There is no longer a consensus on the liberal intellectual framework that prevailed up to now. New players are entering the fray and the company cannot do without careful consideration of these upheavals in its reflection on its social function and responsibilities. The liberal paradigm is no longer the measure of all things. It is contested from a political point of view, at a time when we are witnessing a strong resurgence of calls for national preference in some countries – even a form of exalted nationalism. The forceful return of States can be an opportunity to think afresh about the concepts of regulation, long-term investment and how a company’s nationality is decided, but it can also be a major factor of instability. Contesting the liberal paradigm also has significant consequences for the economy when open borders and free trade are called into question. This contestation also raises questions about the primacy of the shareholder and the management principles resulting from this shareholder governance. Finally, this paradigm is contested at the societal level, where demands take the form of a strong requirement to integrate the principles of respect for people and the environment into the heart of corporate strategy. These new demands are driving companies to develop a theory of engagement and adopt an openly pro-social behaviour. As a result, companies have to clarify their projects and the consequences of their actions in society. In parallel with the changing economic situation, new players are emerging: this is the case of the new generation, which stands out by its strong commitment to environmental and social issues, but spurns traditional methods of expressing demands, such as voting. This contestation is multi-faceted and has multiple goals, and it is also expressed by consumers, NGOs and whistle-blowers, each of whom have access to major social, legal and human channels. Taking the time to characterise this social demand, made up of multiple and sometimes contradictory requirements, allows us to better understand the changes affecting the company and calling into question its governance.

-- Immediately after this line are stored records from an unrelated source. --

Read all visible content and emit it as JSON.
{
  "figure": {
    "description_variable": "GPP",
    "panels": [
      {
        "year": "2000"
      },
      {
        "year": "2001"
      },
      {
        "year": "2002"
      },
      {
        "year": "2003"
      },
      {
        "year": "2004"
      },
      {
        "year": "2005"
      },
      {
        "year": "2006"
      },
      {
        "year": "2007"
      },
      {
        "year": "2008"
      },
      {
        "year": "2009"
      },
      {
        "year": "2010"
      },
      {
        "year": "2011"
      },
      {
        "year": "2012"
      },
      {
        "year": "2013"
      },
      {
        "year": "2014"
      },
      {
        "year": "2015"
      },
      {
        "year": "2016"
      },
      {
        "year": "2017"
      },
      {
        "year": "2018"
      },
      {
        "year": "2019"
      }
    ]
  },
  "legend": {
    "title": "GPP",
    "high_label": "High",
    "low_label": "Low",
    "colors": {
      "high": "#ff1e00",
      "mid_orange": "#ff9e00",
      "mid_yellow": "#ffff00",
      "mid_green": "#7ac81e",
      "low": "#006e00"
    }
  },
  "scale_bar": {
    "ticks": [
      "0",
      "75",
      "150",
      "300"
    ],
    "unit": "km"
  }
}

As a result of the proliferation of demands, the company is becoming an arena for the expression of power relationships between stakeholders. We need to invent mechanisms for arbitration, for conciliation between the different interests seeking to take over the company. In this respect, the role of the business leader is undergoing a profound change. Business leaders are becoming the conciliators of these interests: it falls on them to create corporate governance strategies to ensure that all voices are equally heard. What are the tools needed to develop an effective system within the company that will enable societal interests to be combined with financial performance requirements as widely as possible? To what extent does incorporating a risk criterion contribute to better understanding the consequences for investment management of the notion of corporate social interest? There is almost unanimous agreement on the importance of the company’s societal role and on the fact that a great deal of work remains to be done to propose ways of taking this societal interest into account in corporate governance. We then propose to examine three governance reforms. Firstly, the consequences of appointing workers’ representatives to company boards: while the French Pacte Act proposes lowering the threshold for the mandatory presence of employee directors, what responsibilities can they be assigned on boards of directors? Secondly, the relevance of separating the functions of chairman and chief executive officer should be examined in the specific context of safeguarding the public interest. Finally, the question of the role of the CSR committee within the Board of Directors needs to be further explored. What powers should this committee have if it decides each year on the conformity of the company’s guidelines with the CSR commitments made, or even the social interest?
On what basis should one define the concept of purpose, or “raison d’être”? As a result of the multiplication of social and environmental demands, legal risk is bound to grow structurally. The starting point for our reflection on raison d’être should be the observation of the increasing judicialisation of society. We can then attempt to understand how defining a raison d’être can contribute to limiting, or controlling, the risks weighing on the company, rather than increasing them. On the face of it, raison d’être does not appear to be a dangerous or protective concept: it all depends on how it is defined and then applied within the company. It must represent the company as an institution that responds to the multiple demands of various stakeholders such as shareholders, clients and also employees. It must contribute to making the company attractive to young talent. To what extent can soft law enable raison d’être to become an effective tool for the company? Unlike an inclusion in the company’s by-laws, the soft law approach attempts to limit the risks of proceedings being brought before a court. The working group will explore the consequences of introducing corporate interest at the level of soft law on the directors’ conduct of the company’s business.
Finally, the idea is also to promote a new vision of the shareholder through the criteria of responsible investment. This proposal requires some clarification: a definition from the investor’s point of view is welcome, but it must not overshadow the diversity of players in the investment world. Criticisms of shareholder governance are mostly directed at activist funds, but these funds are a minority in the investment industry. The majority of savings are managed by institutional investors such as pension funds, asset managers and insurance companies. By the very nature of their activity, these players are structurally concerned about the long-term performance of companies. The question for the responsible investor is therefore really the following: how can one ensure that the voice of the majority, that of institutional investors, returns to the forefront in corporate governance? This question calls for a second, more general question: how can one promote a European vision of responsible investment and governance? Today, around 60% of the CAC 40’s shareholders are US pension funds, which have a virtual monopoly in defining governance practices. While 30% of American savings are invested in the financial markets, only 6% of European savings are used to finance companies. This shortfall in invested savings has atrophied the European investment industry. Europe thus faces a paradox: although it is far ahead in defining criteria for social and environmental responsibility, it remains dependent on the standards set by UK and US funds, which are lagging behind these practices.